The times I was able to get past the button issue, the X2 performed adequately. The joysticks, while responsive, have way too much play in them though and I found myself overcompensating to gain control of my cars in Forza 4 and my Sparrow in Destiny 2. Some games can help you compensate for this with dead zone adjustments, but not every game has those options. For games that require a quick twitch response, the X2 did not fare well, but for slower paced games like Cities Skylines it worked just fine.
Depending on how wide your phone is, the ergonomics of the X2 can be a little difficult to get used to as well. The tight spacing of the shoulder buttons coupled with the added length of a long phone can cause some instability when trying to access all of the control buttons and joysticks simultaneously for games like Forza 4.
Power consumption is one area where the X2 excelled. I played some fairly long sessions and even without using the pass through charging option, the X2 barely impacted my phone’s battery. And, the rubberized grips helped me maintain control the whole time. A 3.5mm headphone jack would’ve been a great addition to the X2 to make these long sessions a little more bearable.

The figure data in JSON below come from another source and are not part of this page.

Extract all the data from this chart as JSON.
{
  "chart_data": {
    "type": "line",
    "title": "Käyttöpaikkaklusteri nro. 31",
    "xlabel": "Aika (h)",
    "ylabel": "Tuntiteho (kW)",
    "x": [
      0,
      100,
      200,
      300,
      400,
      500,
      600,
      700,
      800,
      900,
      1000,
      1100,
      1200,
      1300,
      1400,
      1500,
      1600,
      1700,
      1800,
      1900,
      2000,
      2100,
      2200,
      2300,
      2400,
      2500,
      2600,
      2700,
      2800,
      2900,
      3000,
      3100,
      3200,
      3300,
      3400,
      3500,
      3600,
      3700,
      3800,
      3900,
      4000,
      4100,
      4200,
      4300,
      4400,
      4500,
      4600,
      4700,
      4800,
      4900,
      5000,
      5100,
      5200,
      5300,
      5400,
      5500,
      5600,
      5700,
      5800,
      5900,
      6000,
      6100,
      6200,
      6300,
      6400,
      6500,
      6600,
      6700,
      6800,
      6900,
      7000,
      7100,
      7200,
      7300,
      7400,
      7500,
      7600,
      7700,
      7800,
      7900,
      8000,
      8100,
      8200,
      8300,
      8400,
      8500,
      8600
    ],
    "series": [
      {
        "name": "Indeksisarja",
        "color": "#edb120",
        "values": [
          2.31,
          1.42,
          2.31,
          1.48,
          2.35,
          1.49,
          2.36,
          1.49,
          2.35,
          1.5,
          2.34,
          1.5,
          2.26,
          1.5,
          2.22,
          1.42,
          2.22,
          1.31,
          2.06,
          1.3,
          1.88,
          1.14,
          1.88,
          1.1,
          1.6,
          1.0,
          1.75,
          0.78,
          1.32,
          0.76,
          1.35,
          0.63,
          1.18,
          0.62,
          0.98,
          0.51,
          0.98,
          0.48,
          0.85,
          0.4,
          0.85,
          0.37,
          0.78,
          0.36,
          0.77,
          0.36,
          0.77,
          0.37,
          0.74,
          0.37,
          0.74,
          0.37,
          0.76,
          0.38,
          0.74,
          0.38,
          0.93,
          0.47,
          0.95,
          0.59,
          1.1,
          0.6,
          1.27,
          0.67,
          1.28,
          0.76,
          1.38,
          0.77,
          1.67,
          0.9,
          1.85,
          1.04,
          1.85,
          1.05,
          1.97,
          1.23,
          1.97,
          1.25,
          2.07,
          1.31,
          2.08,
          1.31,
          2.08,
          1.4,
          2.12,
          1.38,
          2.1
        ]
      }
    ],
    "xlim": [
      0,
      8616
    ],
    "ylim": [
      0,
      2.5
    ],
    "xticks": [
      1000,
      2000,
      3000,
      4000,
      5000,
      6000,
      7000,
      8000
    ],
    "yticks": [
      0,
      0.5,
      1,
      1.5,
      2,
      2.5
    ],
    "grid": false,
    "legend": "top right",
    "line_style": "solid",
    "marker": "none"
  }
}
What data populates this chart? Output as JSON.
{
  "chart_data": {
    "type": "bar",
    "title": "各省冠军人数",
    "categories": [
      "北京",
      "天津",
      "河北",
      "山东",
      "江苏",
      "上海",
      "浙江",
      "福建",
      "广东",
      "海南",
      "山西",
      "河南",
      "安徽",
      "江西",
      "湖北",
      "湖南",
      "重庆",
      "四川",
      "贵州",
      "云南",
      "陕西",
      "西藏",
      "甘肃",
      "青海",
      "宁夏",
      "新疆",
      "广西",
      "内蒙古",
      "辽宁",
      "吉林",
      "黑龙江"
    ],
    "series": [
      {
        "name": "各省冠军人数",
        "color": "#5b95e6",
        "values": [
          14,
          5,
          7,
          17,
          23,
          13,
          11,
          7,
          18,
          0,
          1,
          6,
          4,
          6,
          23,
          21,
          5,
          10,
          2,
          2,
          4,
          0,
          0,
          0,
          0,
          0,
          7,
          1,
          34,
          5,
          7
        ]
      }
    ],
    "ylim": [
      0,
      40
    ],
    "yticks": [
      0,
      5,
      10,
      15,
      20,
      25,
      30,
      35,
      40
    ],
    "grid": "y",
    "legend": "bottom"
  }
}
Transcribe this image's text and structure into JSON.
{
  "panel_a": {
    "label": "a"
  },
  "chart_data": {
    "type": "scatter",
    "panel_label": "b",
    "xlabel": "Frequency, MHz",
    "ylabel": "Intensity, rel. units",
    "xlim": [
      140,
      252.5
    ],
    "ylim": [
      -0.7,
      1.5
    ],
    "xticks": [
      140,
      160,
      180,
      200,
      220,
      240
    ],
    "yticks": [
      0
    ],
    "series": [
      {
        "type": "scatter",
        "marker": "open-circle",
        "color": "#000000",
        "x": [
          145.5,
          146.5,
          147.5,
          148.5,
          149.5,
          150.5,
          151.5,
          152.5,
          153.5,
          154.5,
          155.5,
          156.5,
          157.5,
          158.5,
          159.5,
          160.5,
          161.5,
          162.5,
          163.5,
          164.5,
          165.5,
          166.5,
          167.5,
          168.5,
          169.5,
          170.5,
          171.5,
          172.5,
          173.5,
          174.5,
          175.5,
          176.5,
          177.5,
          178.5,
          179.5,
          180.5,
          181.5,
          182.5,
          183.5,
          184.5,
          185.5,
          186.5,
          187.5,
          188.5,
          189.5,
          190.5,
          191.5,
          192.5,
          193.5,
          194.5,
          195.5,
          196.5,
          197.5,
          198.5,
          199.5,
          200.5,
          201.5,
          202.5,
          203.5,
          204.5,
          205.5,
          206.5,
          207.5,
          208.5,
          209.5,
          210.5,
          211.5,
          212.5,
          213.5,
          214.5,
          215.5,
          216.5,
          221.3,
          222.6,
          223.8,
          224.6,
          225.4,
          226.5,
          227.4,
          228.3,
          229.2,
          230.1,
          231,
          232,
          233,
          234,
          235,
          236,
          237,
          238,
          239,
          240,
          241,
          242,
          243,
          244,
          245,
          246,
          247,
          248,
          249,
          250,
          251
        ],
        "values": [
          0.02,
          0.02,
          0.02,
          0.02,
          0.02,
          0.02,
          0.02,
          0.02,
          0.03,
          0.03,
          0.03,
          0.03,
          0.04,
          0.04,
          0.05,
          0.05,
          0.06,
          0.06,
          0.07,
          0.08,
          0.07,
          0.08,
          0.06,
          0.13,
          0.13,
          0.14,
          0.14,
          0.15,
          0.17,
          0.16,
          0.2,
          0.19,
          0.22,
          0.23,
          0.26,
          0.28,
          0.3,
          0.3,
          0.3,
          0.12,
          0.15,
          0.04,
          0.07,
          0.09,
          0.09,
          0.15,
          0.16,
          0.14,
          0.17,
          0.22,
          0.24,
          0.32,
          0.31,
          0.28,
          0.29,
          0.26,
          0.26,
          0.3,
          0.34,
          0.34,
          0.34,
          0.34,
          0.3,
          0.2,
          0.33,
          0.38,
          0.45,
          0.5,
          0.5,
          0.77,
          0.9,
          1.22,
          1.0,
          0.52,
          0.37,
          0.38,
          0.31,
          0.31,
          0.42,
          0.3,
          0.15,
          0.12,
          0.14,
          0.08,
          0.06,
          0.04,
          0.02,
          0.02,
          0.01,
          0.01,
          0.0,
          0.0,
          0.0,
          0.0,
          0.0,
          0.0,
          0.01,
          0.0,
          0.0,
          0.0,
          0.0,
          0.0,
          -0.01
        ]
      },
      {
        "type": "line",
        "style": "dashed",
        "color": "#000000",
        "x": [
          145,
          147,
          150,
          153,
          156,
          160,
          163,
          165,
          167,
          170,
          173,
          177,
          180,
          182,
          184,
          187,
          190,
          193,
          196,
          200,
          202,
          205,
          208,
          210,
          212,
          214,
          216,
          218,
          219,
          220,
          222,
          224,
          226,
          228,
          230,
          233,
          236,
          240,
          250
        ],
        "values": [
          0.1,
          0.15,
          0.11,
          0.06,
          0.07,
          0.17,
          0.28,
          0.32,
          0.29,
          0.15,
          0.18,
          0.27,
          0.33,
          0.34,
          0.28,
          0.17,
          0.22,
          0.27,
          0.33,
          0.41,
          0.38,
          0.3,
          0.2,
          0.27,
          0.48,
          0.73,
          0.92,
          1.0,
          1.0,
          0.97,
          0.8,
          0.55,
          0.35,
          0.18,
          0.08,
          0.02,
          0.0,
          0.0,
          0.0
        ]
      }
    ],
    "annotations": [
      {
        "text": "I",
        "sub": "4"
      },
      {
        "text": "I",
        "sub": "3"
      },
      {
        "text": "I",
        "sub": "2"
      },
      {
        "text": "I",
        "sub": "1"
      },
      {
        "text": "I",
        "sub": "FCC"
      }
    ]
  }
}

In the future, I can see myself using the GameSir X2 for puzzle or resource management games, but I doubt it will be my go-to for shooters or racing games.
What I like
- Plug and play, easy setup
- Passthrough charging
- Flexible Type-C plug
What needs to be improved
- Questionable button layout not configurable
- Too much play in joysticks
- Poor ergonomic design makes it difficult to use for some games
- Headphone jack would be great
The GameSir X2 Type-C Mobile Gaming Controller is a good controller for simple games that don’t require multi-button use or twitch response. I really like how easy it is to setup and that it consumes much less power than Bluetooth controllers do. Unfortunately, even though the X2 is priced competitively at $69.99, the odd choice of button layout and poor ergonomic design makes it incredibly frustrating to use for more complex games. The fact that the joysticks also have way too much play in them for precise control make this a controller I can only recommend for gamers who’ll be using it for simpler games or have the patience to work with its limitations.